At Home on the Homestead
Molokai family finally gets homestead land.
After 37 long years of waiting for Hawaiian homestead land, Judy Caparida still has a smile on her face.
“I’m the kind of person that whatever comes, comes,” she said, standing in front of her new house in Ho`olehua. “We’ve had a lot of challenges, we’ve had plans, [and] then they don’t work out. [We] let the Lord work it out for us.”
One of the challenges Caparida and her husband Cappy faced was finding a contractor. After 35 years on the Department of Hawaiian Homelands (DHHL) wait list, they were awarded a lot in Ho`olehua – although they had requested a lot on Molokai’s east side. Judy said officials told her they would not be awarding east side lots in her lifetime.
In the two years that followed, the Caparidas met with seven different contractors – but none could commit. Then they met Shannon Au, owner of Molokai-based Auco Construction.
Au said he normally does remodelings and refurbishments, but he builds about four houses a year from the ground up.
“Every time is different; I like to build for people and get to know them as friends,” he said. When he met with the Caparidas, he said he fell in love with their story, and agreed to build their house.
Judy and Cappy Caparida (far right) sing and bless their new house with the help of family, friends, and their contractor, Shannon Au (left).Judy said while they were the first to choose their lot in the 2008 lottery, they were the last to build. However, thanks to Au, they were the first in their lottery to finish their three-bedroom, two-bathroom house.
“Such a long wait and poof – its here,” she laughed.
Last weekend, Au and the Caparidas offered an open house event, so their friends, family and neighbors could see what they had been so patient for. They also stressed the open house was for fellowship. Cappy is the pastor of Gospel Shoes of Christ Jesus, a church founded by Judy’s father, Walter Naki.

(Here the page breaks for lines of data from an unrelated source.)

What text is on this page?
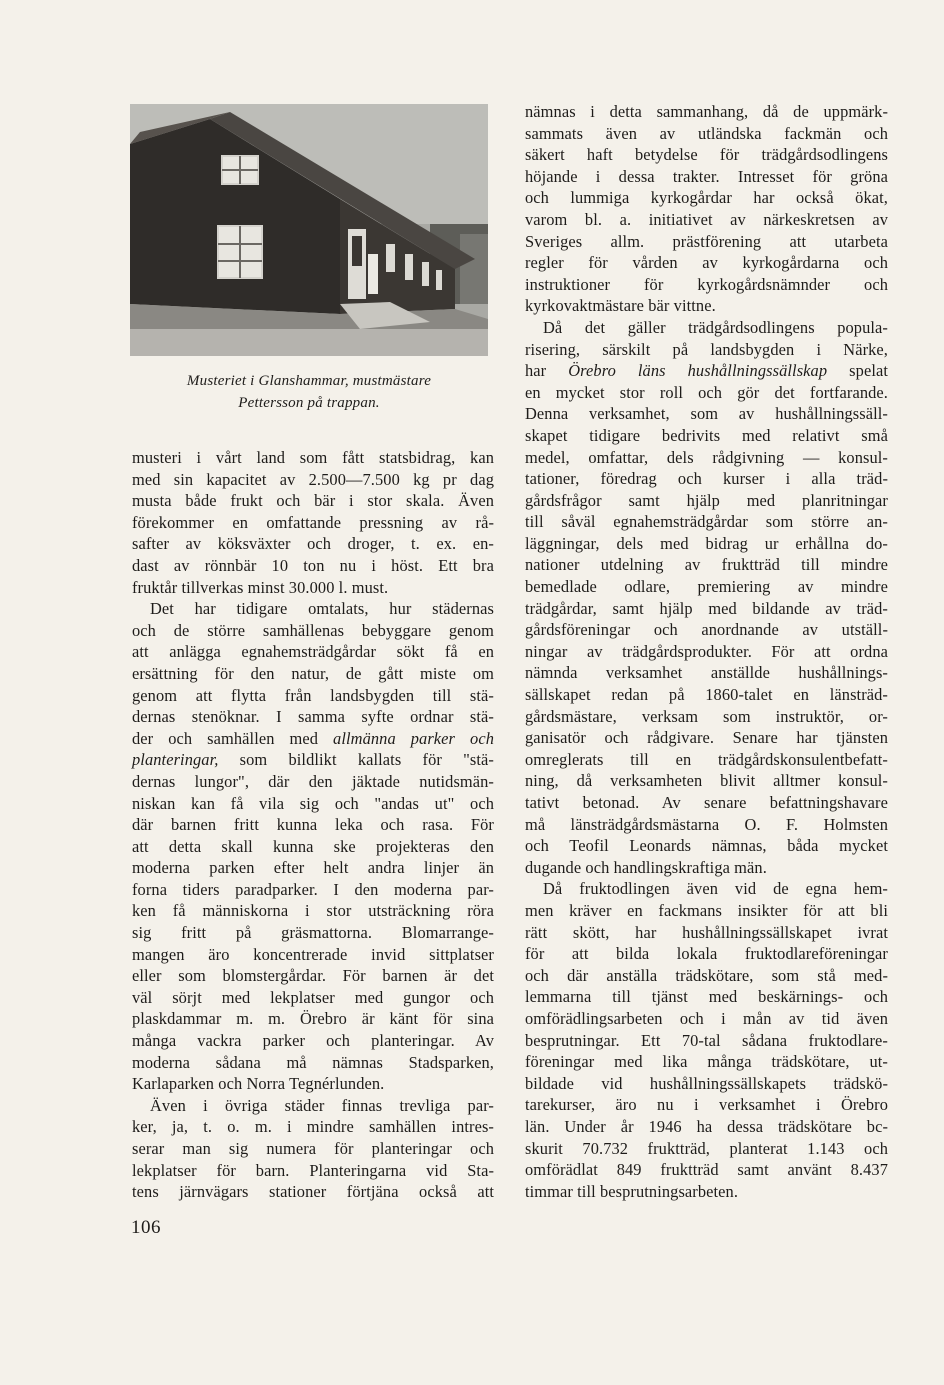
Musteriet i Glanshammar, mustmästare
Pettersson på trappan.
musteri i vårt land som fått statsbidrag, kan
med sin kapacitet av 2.500—7.500 kg pr dag
musta både frukt och bär i stor skala. Även
förekommer en omfattande pressning av rå-
safter av köksväxter och droger, t. ex. en-
dast av rönnbär 10 ton nu i höst. Ett bra
fruktår tillverkas minst 30.000 l. must.
Det har tidigare omtalats, hur städernas
och de större samhällenas bebyggare genom
att anlägga egnahemsträdgårdar sökt få en
ersättning för den natur, de gått miste om
genom att flytta från landsbygden till stä-
dernas stenöknar. I samma syfte ordnar stä-
der och samhällen med allmänna parker och
planteringar, som bildlikt kallats för "stä-
dernas lungor", där den jäktade nutidsmän-
niskan kan få vila sig och "andas ut" och
där barnen fritt kunna leka och rasa. För
att detta skall kunna ske projekteras den
moderna parken efter helt andra linjer än
forna tiders paradparker. I den moderna par-
ken få människorna i stor utsträckning röra
sig fritt på gräsmattorna. Blomarrange-
mangen äro koncentrerade invid sittplatser
eller som blomstergårdar. För barnen är det
väl sörjt med lekplatser med gungor och
plaskdammar m. m. Örebro är känt för sina
många vackra parker och planteringar. Av
moderna sådana må nämnas Stadsparken,
Karlaparken och Norra Tegnérlunden.
Även i övriga städer finnas trevliga par-
ker, ja, t. o. m. i mindre samhällen intres-
serar man sig numera för planteringar och
lekplatser för barn. Planteringarna vid Sta-
tens järnvägars stationer förtjäna också att
nämnas i detta sammanhang, då de uppmärk-
sammats även av utländska fackmän och
säkert haft betydelse för trädgårdsodlingens
höjande i dessa trakter. Intresset för gröna
och lummiga kyrkogårdar har också ökat,
varom bl. a. initiativet av närkeskretsen av
Sveriges allm. prästförening att utarbeta
regler för vården av kyrkogårdarna och
instruktioner för kyrkogårdsnämnder och
kyrkovaktmästare bär vittne.
Då det gäller trädgårdsodlingens popula-
risering, särskilt på landsbygden i Närke,
har Örebro läns hushållningssällskap spelat
en mycket stor roll och gör det fortfarande.
Denna verksamhet, som av hushållningssäll-
skapet tidigare bedrivits med relativt små
medel, omfattar, dels rådgivning — konsul-
tationer, föredrag och kurser i alla träd-
gårdsfrågor samt hjälp med planritningar
till såväl egnahemsträdgårdar som större an-
läggningar, dels med bidrag ur erhållna do-
nationer utdelning av fruktträd till mindre
bemedlade odlare, premiering av mindre
trädgårdar, samt hjälp med bildande av träd-
gårdsföreningar och anordnande av utställ-
ningar av trädgårdsprodukter. För att ordna
nämnda verksamhet anställde hushållnings-
sällskapet redan på 1860-talet en länsträd-
gårdsmästare, verksam som instruktör, or-
ganisatör och rådgivare. Senare har tjänsten
omreglerats till en trädgårdskonsulentbefatt-
ning, då verksamheten blivit alltmer konsul-
tativt betonad. Av senare befattningshavare
må länsträdgårdsmästarna O. F. Holmsten
och Teofil Leonards nämnas, båda mycket
dugande och handlingskraftiga män.
Då fruktodlingen även vid de egna hem-
men kräver en fackmans insikter för att bli
rätt skött, har hushållningssällskapet ivrat
för att bilda lokala fruktodlareföreningar
och där anställa trädskötare, som stå med-
lemmarna till tjänst med beskärnings- och
omförädlingsarbeten och i mån av tid även
besprutningar. Ett 70-tal sådana fruktodlare-
föreningar med lika många trädskötare, ut-
bildade vid hushållningssällskapets trädskö-
tarekurser, äro nu i verksamhet i Örebro
län. Under år 1946 ha dessa trädskötare bc-
skurit 70.732 fruktträd, planterat 1.143 och
omförädlat 849 fruktträd samt använt 8.437
timmar till besprutningsarbeten.
106
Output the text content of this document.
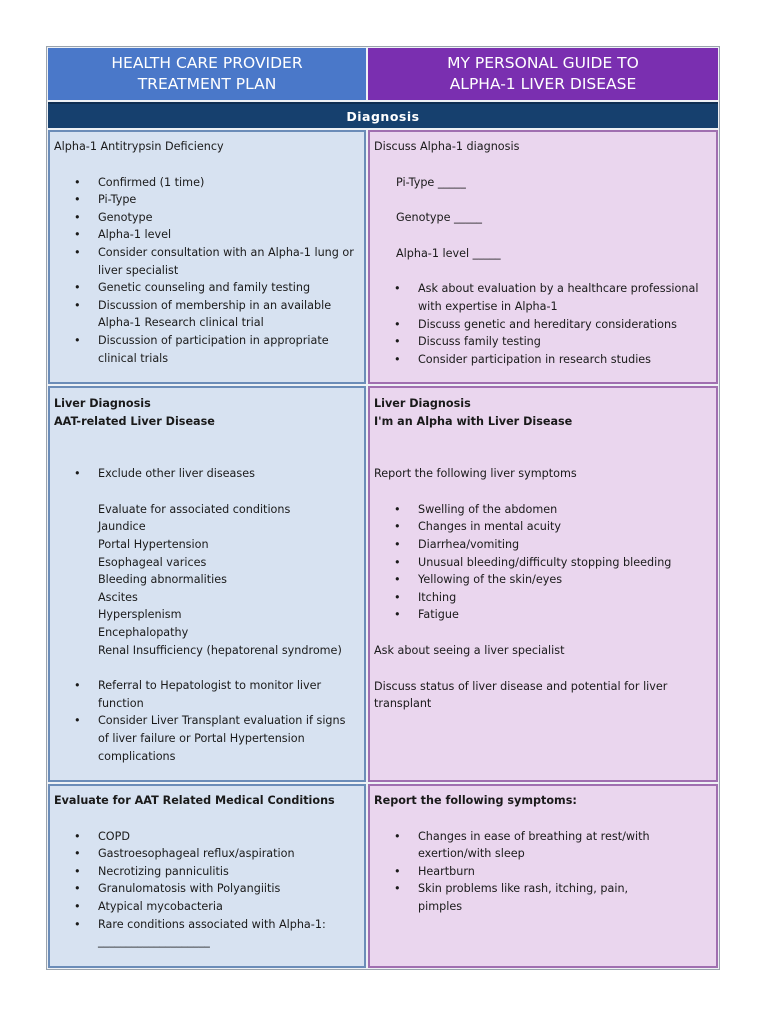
HEALTH CARE PROVIDER
TREATMENT PLAN
MY PERSONAL GUIDE TO
ALPHA-1 LIVER DISEASE
Diagnosis

Alpha-1 Antitrypsin Deficiency

• Confirmed (1 time)
• Pi-Type
• Genotype
• Alpha-1 level
• Consider consultation with an Alpha-1 lung or liver specialist
• Genetic counseling and family testing
• Discussion of membership in an available Alpha-1 Research clinical trial
• Discussion of participation in appropriate clinical trials

Discuss Alpha-1 diagnosis

Pi-Type _____

Genotype _____

Alpha-1 level _____

• Ask about evaluation by a healthcare professional with expertise in Alpha-1
• Discuss genetic and hereditary considerations
• Discuss family testing
• Consider participation in research studies

Liver Diagnosis

AAT-related Liver Disease

• Exclude other liver diseases

Evaluate for associated conditions

Jaundice

Portal Hypertension

Esophageal varices

Bleeding abnormalities

Ascites

Hypersplenism

Encephalopathy

Renal Insufficiency (hepatorenal syndrome)

• Referral to Hepatologist to monitor liver function
• Consider Liver Transplant evaluation if signs of liver failure or Portal Hypertension complications

Liver Diagnosis

I'm an Alpha with Liver Disease

Report the following liver symptoms

• Swelling of the abdomen
• Changes in mental acuity
• Diarrhea/vomiting
• Unusual bleeding/difficulty stopping bleeding
• Yellowing of the skin/eyes
• Itching
• Fatigue

Ask about seeing a liver specialist

Discuss status of liver disease and potential for liver transplant

Evaluate for AAT Related Medical Conditions

• COPD
• Gastroesophageal reflux/aspiration
• Necrotizing panniculitis
• Granulomatosis with Polyangiitis
• Atypical mycobacteria
• Rare conditions associated with Alpha-1: ____________________

Report the following symptoms:

• Changes in ease of breathing at rest/with exertion/with sleep
• Heartburn
• Skin problems like rash, itching, pain, pimples
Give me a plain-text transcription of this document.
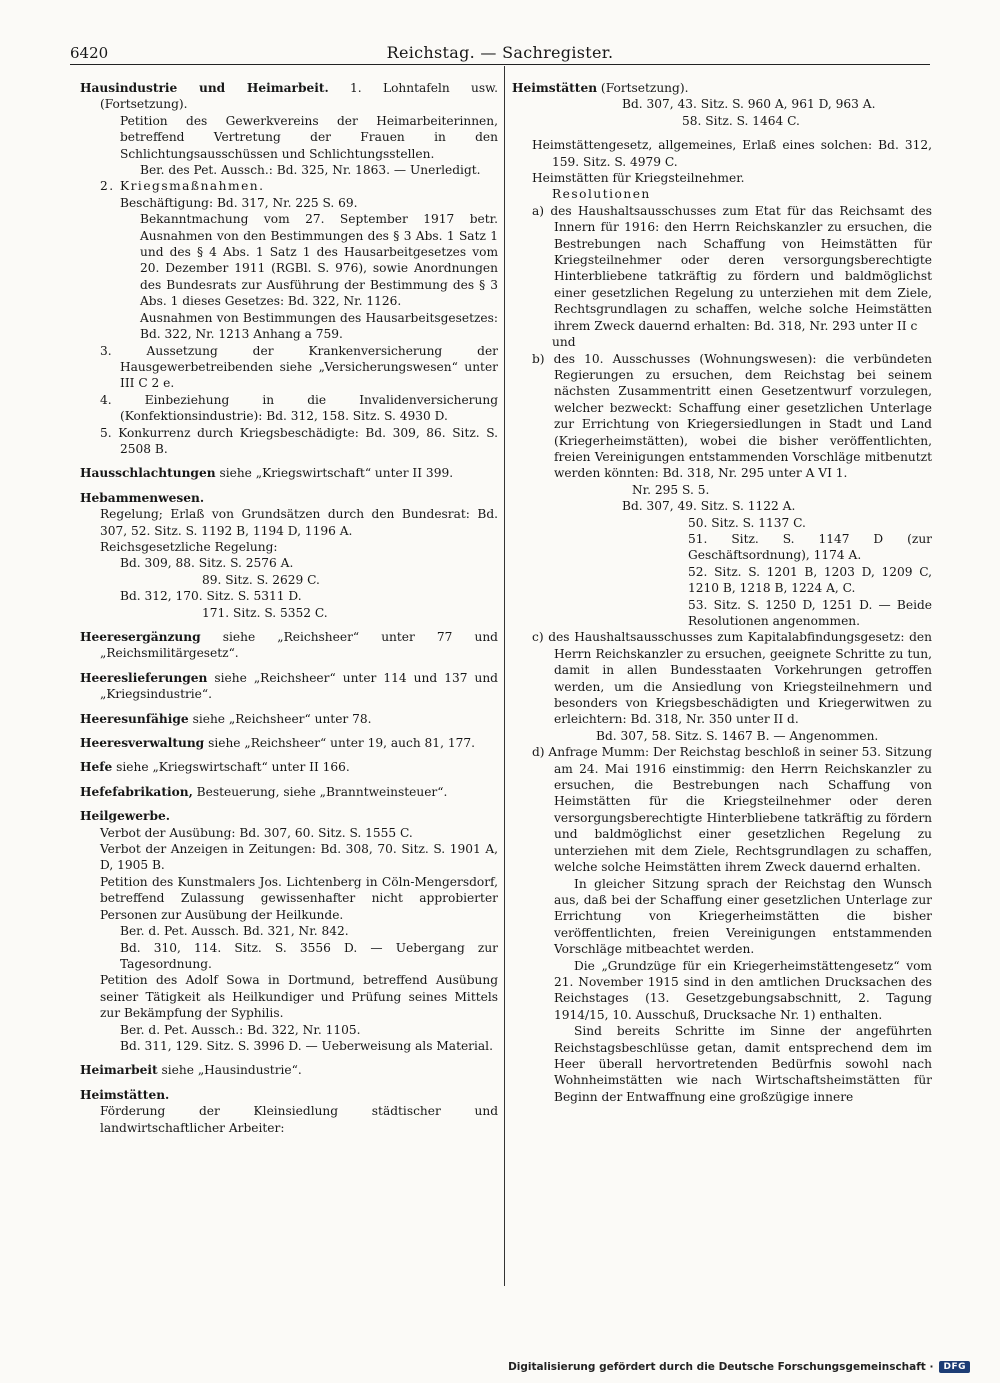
6420	Reichstag. — Sachregister.

Hausindustrie und Heimarbeit. 1. Lohntafeln usw. (Fortsetzung).

Petition des Gewerkvereins der Heimarbeiterinnen, betreffend Vertretung der Frauen in den Schlichtungsausschüssen und Schlichtungsstellen.

Ber. des Pet. Aussch.: Bd. 325, Nr. 1863. — Unerledigt.

2. Kriegsmaßnahmen.

Beschäftigung: Bd. 317, Nr. 225 S. 69.

Bekanntmachung vom 27. September 1917 betr. Ausnahmen von den Bestimmungen des § 3 Abs. 1 Satz 1 und des § 4 Abs. 1 Satz 1 des Hausarbeitgesetzes vom 20. Dezember 1911 (RGBl. S. 976), sowie Anordnungen des Bundesrats zur Ausführung der Bestimmung des § 3 Abs. 1 dieses Gesetzes: Bd. 322, Nr. 1126.

Ausnahmen von Bestimmungen des Hausarbeitsgesetzes: Bd. 322, Nr. 1213 Anhang a 759.

3. Aussetzung der Krankenversicherung der Hausgewerbetreibenden siehe „Versicherungswesen“ unter III C 2 e.

4. Einbeziehung in die Invalidenversicherung (Konfektionsindustrie): Bd. 312, 158. Sitz. S. 4930 D.

5. Konkurrenz durch Kriegsbeschädigte: Bd. 309, 86. Sitz. S. 2508 B.

Hausschlachtungen siehe „Kriegswirtschaft“ unter II 399.

Hebammenwesen.

Regelung; Erlaß von Grundsätzen durch den Bundesrat: Bd. 307, 52. Sitz. S. 1192 B, 1194 D, 1196 A.

Reichsgesetzliche Regelung:

Bd. 309, 88. Sitz. S. 2576 A.

89. Sitz. S. 2629 C.

Bd. 312, 170. Sitz. S. 5311 D.

171. Sitz. S. 5352 C.

Heeresergänzung siehe „Reichsheer“ unter 77 und „Reichsmilitärgesetz“.

Heereslieferungen siehe „Reichsheer“ unter 114 und 137 und „Kriegsindustrie“.

Heeresunfähige siehe „Reichsheer“ unter 78.

Heeresverwaltung siehe „Reichsheer“ unter 19, auch 81, 177.

Hefe siehe „Kriegswirtschaft“ unter II 166.

Hefefabrikation, Besteuerung, siehe „Branntweinsteuer“.

Heilgewerbe.

Verbot der Ausübung: Bd. 307, 60. Sitz. S. 1555 C.

Verbot der Anzeigen in Zeitungen: Bd. 308, 70. Sitz. S. 1901 A, D, 1905 B.

Petition des Kunstmalers Jos. Lichtenberg in Cöln-Mengersdorf, betreffend Zulassung gewissenhafter nicht approbierter Personen zur Ausübung der Heilkunde.

Ber. d. Pet. Aussch. Bd. 321, Nr. 842.

Bd. 310, 114. Sitz. S. 3556 D. — Uebergang zur Tagesordnung.

Petition des Adolf Sowa in Dortmund, betreffend Ausübung seiner Tätigkeit als Heilkundiger und Prüfung seines Mittels zur Bekämpfung der Syphilis.

Ber. d. Pet. Aussch.: Bd. 322, Nr. 1105.

Bd. 311, 129. Sitz. S. 3996 D. — Ueberweisung als Material.

Heimarbeit siehe „Hausindustrie“.

Heimstätten.

Förderung der Kleinsiedlung städtischer und landwirtschaftlicher Arbeiter:

Heimstätten (Fortsetzung).

Bd. 307, 43. Sitz. S. 960 A, 961 D, 963 A.

58. Sitz. S. 1464 C.

Heimstättengesetz, allgemeines, Erlaß eines solchen: Bd. 312, 159. Sitz. S. 4979 C.

Heimstätten für Kriegsteilnehmer.

Resolutionen

a) des Haushaltsausschusses zum Etat für das Reichsamt des Innern für 1916: den Herrn Reichskanzler zu ersuchen, die Bestrebungen nach Schaffung von Heimstätten für Kriegsteilnehmer oder deren versorgungsberechtigte Hinterbliebene tatkräftig zu fördern und baldmöglichst einer gesetzlichen Regelung zu unterziehen mit dem Ziele, Rechtsgrundlagen zu schaffen, welche solche Heimstätten ihrem Zweck dauernd erhalten: Bd. 318, Nr. 293 unter II c

und

b) des 10. Ausschusses (Wohnungswesen): die verbündeten Regierungen zu ersuchen, dem Reichstag bei seinem nächsten Zusammentritt einen Gesetzentwurf vorzulegen, welcher bezweckt: Schaffung einer gesetzlichen Unterlage zur Errichtung von Kriegersiedlungen in Stadt und Land (Kriegerheimstätten), wobei die bisher veröffentlichten, freien Vereinigungen entstammenden Vorschläge mitbenutzt werden könnten: Bd. 318, Nr. 295 unter A VI 1.

Nr. 295 S. 5.

Bd. 307, 49. Sitz. S. 1122 A.

50. Sitz. S. 1137 C.

51. Sitz. S. 1147 D (zur Geschäftsordnung), 1174 A.

52. Sitz. S. 1201 B, 1203 D, 1209 C, 1210 B, 1218 B, 1224 A, C.

53. Sitz. S. 1250 D, 1251 D. — Beide Resolutionen angenommen.

c) des Haushaltsausschusses zum Kapitalabfindungsgesetz: den Herrn Reichskanzler zu ersuchen, geeignete Schritte zu tun, damit in allen Bundesstaaten Vorkehrungen getroffen werden, um die Ansiedlung von Kriegsteilnehmern und besonders von Kriegsbeschädigten und Kriegerwitwen zu erleichtern: Bd. 318, Nr. 350 unter II d.

Bd. 307, 58. Sitz. S. 1467 B. — Angenommen.

d) Anfrage Mumm: Der Reichstag beschloß in seiner 53. Sitzung am 24. Mai 1916 einstimmig: den Herrn Reichskanzler zu ersuchen, die Bestrebungen nach Schaffung von Heimstätten für die Kriegsteilnehmer oder deren versorgungsberechtigte Hinterbliebene tatkräftig zu fördern und baldmöglichst einer gesetzlichen Regelung zu unterziehen mit dem Ziele, Rechtsgrundlagen zu schaffen, welche solche Heimstätten ihrem Zweck dauernd erhalten.

In gleicher Sitzung sprach der Reichstag den Wunsch aus, daß bei der Schaffung einer gesetzlichen Unterlage zur Errichtung von Kriegerheimstätten die bisher veröffentlichten, freien Vereinigungen entstammenden Vorschläge mitbeachtet werden.

Die „Grundzüge für ein Kriegerheimstättengesetz“ vom 21. November 1915 sind in den amtlichen Drucksachen des Reichstages (13. Gesetzgebungsabschnitt, 2. Tagung 1914/15, 10. Ausschuß, Drucksache Nr. 1) enthalten.

Sind bereits Schritte im Sinne der angeführten Reichstagsbeschlüsse getan, damit entsprechend dem im Heer überall hervortretenden Bedürfnis sowohl nach Wohnheimstätten wie nach Wirtschaftsheimstätten für Beginn der Entwaffnung eine großzügige innere

Digitalisierung gefördert durch die Deutsche Forschungsgemeinschaft ·	DFG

The Caparidas have lived on the east side of Molokai all their lives, but are not daunted to move to the drier west end.
“We were fishermen and hunters, and now we’re going to be farmers,” she said. “It’s a big change, now I don’t see the ocean anymore.”
Not to worry – Cappy has been commissioned to build his wife a fountain, so she can hear the water closer to their new home.
At 81, Cappy said he knew he would see this day, and thanks the Lord for it.
“We are grateful for Shannon and his working men; [that] God, Jesus made it possible to make our home, for the future of our children,” Judy said.